Lenders should stop viewing interest-only as the devil's spawn
Since the height of the market when almost half of all loans were being written on an interest-only basis, we have seen many different approaches canvassed.
Initially the Financial Services Authority, in the Mortgage Market Review, indicated that this might be the spawn of the devil.
In dialogue and later parts of the MMR we have seen a more sensitive, balanced and considered treatment of what is undoubtedly a viable option for many customers.
If the FSA has shown flexibility on this issue, the lenders have displayed acrobatic skills of a variety only seen in the best circus acts.
Whether it is limiting these to lower value loans, applying ligatures to the types of repayment vehicles permitted, becoming “mystic meg” on the eventual value of vehicles, or introducing LTV caps, there is no consistency of approach.
In a competitive market many might argue this is good in that it allows good brokers to place business with the lender the customer fits.
However I am concerned that this is introducing a new breed of mortgage and property prisoners, so making the prudential position of lenders worse as these are loans that will not move off the books at the usual rates of turnover.

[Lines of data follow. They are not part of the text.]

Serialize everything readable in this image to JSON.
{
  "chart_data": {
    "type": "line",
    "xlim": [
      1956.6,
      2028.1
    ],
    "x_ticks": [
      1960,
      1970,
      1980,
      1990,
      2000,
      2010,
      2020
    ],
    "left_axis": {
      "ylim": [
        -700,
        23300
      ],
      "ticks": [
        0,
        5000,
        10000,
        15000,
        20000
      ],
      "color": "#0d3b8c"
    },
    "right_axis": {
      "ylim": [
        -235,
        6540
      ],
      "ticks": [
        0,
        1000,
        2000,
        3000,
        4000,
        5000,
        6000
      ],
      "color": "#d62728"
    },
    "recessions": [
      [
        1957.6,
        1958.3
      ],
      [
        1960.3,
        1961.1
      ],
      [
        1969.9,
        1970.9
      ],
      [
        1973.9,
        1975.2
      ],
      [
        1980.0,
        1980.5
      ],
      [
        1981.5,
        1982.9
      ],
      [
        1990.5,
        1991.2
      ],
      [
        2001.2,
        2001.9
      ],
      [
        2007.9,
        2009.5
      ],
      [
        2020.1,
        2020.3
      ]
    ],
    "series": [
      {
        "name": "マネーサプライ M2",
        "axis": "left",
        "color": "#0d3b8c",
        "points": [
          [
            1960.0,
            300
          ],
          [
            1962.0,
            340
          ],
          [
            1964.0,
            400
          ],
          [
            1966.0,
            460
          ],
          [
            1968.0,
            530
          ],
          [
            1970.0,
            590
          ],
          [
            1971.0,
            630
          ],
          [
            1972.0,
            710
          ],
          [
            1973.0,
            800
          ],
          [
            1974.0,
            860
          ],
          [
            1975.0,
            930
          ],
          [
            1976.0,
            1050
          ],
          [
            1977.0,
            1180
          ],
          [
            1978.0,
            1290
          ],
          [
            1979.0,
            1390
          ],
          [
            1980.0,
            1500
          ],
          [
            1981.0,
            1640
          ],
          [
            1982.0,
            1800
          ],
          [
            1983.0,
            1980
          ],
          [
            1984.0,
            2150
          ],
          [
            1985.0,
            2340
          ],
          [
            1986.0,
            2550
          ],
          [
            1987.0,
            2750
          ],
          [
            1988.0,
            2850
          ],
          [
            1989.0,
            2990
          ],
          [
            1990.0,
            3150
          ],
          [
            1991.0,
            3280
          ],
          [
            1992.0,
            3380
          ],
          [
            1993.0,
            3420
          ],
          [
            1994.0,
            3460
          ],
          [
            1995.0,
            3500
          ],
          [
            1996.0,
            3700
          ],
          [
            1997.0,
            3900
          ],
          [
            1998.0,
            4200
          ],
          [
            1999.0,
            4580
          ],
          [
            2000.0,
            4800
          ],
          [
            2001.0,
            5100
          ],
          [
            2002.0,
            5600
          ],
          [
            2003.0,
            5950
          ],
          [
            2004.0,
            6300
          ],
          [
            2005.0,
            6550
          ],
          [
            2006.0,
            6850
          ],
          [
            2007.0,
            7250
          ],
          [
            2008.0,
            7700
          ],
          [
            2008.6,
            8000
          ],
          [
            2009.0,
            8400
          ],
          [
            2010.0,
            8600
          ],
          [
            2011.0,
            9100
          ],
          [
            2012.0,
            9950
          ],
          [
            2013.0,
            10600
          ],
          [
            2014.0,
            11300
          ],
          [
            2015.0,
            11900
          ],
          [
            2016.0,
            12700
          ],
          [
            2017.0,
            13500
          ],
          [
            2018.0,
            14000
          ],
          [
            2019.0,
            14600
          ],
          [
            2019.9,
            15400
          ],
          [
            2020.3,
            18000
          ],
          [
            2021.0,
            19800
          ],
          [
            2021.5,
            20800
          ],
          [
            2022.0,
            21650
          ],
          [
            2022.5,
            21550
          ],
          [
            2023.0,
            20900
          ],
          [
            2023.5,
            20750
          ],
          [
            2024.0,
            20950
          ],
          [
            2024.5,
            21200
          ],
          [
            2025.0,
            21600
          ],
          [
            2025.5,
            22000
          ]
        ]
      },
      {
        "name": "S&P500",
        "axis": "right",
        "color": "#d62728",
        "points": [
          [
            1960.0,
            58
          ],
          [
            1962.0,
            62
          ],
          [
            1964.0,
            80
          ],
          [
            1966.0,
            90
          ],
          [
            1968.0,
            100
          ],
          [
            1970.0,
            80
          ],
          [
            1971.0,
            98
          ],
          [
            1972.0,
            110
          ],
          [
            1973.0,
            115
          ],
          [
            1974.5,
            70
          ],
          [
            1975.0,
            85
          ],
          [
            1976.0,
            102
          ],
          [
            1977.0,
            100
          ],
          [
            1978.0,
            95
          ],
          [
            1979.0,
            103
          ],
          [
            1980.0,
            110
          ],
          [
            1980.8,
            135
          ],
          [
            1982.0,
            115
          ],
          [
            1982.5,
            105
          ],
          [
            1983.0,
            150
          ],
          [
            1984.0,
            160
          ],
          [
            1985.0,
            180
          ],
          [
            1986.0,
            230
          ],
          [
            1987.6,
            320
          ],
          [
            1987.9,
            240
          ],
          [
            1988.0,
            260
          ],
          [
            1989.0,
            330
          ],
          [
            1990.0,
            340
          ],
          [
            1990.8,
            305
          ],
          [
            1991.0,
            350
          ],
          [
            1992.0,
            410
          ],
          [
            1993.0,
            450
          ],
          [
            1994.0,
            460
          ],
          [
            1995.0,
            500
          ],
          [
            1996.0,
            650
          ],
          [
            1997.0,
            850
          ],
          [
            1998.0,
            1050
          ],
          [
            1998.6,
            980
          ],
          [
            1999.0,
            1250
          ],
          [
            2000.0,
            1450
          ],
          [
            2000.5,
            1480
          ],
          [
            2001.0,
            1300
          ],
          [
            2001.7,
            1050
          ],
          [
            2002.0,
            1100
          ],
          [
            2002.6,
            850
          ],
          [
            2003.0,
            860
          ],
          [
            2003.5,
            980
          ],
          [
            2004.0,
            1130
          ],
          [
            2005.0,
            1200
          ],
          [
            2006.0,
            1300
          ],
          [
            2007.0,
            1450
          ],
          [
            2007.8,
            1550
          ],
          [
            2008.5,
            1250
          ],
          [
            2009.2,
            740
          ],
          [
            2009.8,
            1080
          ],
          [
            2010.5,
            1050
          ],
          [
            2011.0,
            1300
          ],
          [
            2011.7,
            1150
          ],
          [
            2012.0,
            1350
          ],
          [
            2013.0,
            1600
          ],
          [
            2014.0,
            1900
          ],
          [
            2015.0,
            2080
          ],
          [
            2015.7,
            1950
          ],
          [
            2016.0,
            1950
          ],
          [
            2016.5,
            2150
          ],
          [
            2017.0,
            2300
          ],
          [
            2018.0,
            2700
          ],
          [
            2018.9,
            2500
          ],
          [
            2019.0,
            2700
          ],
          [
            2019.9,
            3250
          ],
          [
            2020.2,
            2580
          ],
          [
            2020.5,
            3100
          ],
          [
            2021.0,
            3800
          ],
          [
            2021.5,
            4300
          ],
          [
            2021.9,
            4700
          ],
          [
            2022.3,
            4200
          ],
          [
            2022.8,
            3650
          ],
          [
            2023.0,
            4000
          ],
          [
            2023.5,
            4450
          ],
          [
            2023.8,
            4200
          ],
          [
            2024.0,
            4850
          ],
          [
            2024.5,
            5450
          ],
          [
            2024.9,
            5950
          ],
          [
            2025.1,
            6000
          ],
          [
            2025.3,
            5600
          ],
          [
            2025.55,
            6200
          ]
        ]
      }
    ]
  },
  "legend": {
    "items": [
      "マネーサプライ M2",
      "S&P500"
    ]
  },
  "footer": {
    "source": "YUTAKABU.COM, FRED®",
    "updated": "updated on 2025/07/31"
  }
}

As an industry, having got our customers into these products, it cannot be right to abandon them with changed criteria that imprisons them to decisions they did not envisage, nor did we as the product experts think would prevail.
Our responsibility as a lending industry is deeper and we need to shoulder that burden. The product should continue to do what it said on the tin.
Certainly for absolutely new loans we need to apply tighter criteria which when applied sensibly will work for all parties.
In my dialogue with the policy teams at the FSA, they do not see this as a mass market product, nor is it niche.
It is dangerous to wrap figures or “targets” on the size of this market, but it would be safe in my view to say that it might be right for about 20% of the market.
Nor does their concern over speculative repayment vehicles extend to the type of investment vehicle. It is merely that it should not be intangible - an inheritance that may never come, or a lottery win.
I often wonder if there is a gap in how FSA supervisors interpret their policy colleagues work, or if some lenders just jump without mature dialogue with the right stakeholders.
Or it may be that other imperatives drive decisions that firms feel unable to disclose.
What is needed is sensitivity. There are a lot of interest-only customers out there on default rates that are currently a safe haven. This will not always be the case. We must not create a straight-jacket by lenders having inconsistent and conflicting policies that give regulators space to apply all the denominators and close the options in this sphere.
Our customers all deserve better of us.